Most people tolerate lansoprazole well. The most frequently reported side effects are diarrhea, abdominal pain, and nausea. These are generally mild and tend to resolve on their own. Headache and constipation also show up in clinical trial data but are less common.

When lansoprazole is taken as part of triple therapy with antibiotics for H. pylori, side effects are more common simply because you’re taking three drugs at once. Diarrhea and taste changes are particularly common with that combination.

Risks With Long-Term Use

Short courses of lansoprazole (4 to 8 weeks) carry minimal risk for most people. The concerns center on extended use over months or years. Suppressing stomach acid for prolonged periods can interfere with your body’s ability to absorb certain nutrients, particularly magnesium, calcium, and vitamin B12. Low magnesium can cause muscle cramps, irregular heartbeat, and seizures in severe cases. Reduced calcium absorption has been linked to a modest increase in bone fracture risk, particularly hip, wrist, and spine fractures in older adults.

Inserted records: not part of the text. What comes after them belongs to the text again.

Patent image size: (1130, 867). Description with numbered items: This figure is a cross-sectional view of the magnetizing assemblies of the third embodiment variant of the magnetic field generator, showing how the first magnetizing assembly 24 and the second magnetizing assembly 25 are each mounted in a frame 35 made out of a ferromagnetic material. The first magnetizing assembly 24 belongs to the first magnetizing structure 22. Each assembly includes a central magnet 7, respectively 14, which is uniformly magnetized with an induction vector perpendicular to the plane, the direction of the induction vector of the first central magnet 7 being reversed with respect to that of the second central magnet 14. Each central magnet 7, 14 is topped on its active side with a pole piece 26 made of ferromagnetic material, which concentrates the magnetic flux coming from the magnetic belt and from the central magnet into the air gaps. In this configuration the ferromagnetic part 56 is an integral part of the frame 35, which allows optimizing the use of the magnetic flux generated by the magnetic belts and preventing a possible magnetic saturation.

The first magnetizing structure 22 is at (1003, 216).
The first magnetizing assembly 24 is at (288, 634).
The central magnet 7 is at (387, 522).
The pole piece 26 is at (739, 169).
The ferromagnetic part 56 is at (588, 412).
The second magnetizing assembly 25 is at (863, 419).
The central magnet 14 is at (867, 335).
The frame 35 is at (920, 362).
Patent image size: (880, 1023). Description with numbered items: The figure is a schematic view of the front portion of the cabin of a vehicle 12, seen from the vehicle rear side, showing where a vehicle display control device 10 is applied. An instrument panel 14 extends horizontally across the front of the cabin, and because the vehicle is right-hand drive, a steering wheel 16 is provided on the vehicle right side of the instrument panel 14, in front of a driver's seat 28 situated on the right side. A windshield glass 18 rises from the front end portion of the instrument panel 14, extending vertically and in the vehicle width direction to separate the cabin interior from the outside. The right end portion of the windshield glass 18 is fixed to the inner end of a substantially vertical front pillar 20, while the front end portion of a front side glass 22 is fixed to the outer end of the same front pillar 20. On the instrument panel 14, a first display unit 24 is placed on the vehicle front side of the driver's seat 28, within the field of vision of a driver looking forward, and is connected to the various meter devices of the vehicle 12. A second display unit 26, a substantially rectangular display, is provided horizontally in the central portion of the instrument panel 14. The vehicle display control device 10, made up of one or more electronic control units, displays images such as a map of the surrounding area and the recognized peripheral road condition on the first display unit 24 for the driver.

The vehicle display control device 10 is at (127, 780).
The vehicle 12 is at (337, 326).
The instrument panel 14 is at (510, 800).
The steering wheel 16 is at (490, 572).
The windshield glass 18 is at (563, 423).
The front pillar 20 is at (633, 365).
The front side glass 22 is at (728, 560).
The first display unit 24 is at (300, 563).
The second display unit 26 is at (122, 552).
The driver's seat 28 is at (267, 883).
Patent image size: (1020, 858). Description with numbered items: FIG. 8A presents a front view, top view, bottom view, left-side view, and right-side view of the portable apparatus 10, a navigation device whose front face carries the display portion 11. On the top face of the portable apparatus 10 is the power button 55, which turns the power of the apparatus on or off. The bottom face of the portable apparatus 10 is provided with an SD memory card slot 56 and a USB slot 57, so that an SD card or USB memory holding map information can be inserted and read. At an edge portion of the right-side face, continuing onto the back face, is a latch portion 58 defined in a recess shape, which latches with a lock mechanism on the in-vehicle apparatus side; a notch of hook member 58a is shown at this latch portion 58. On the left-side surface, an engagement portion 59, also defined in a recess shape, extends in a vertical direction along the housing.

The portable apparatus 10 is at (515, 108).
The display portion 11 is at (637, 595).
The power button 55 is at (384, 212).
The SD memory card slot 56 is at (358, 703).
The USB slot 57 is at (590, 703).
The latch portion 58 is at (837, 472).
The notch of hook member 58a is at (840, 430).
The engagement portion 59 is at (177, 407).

There’s also an association between long-term PPI use and a slightly elevated risk of kidney problems and a type of gut infection caused by the bacterium C. difficile, which thrives when stomach acid isn’t keeping bacteria in check. These risks are why doctors generally recommend using the lowest effective dose for the shortest time necessary, and periodically reassessing whether you still need the medication.

Interactions With Other Medications

Lansoprazole can affect how other drugs are absorbed or metabolized. Because it raises stomach pH, drugs that need an acidic environment to dissolve properly may not work as well. This includes certain antifungal medications and some HIV treatments.

One interaction worth knowing about involves the blood thinner clopidogrel. Both drugs are processed by the same liver enzyme. The European Society of Cardiology considers the interaction risk with lansoprazole “intermediate,” less concerning than with omeprazole but not as clean as with pantoprazole. At the standard 30 mg dose, lansoprazole does not significantly reduce clopidogrel’s effectiveness. At higher doses (60 mg), it can modestly lower peak blood levels of clopidogrel by about 18%. If you’re on clopidogrel and need a PPI, your doctor may prefer pantoprazole, but standard-dose lansoprazole is generally considered acceptable.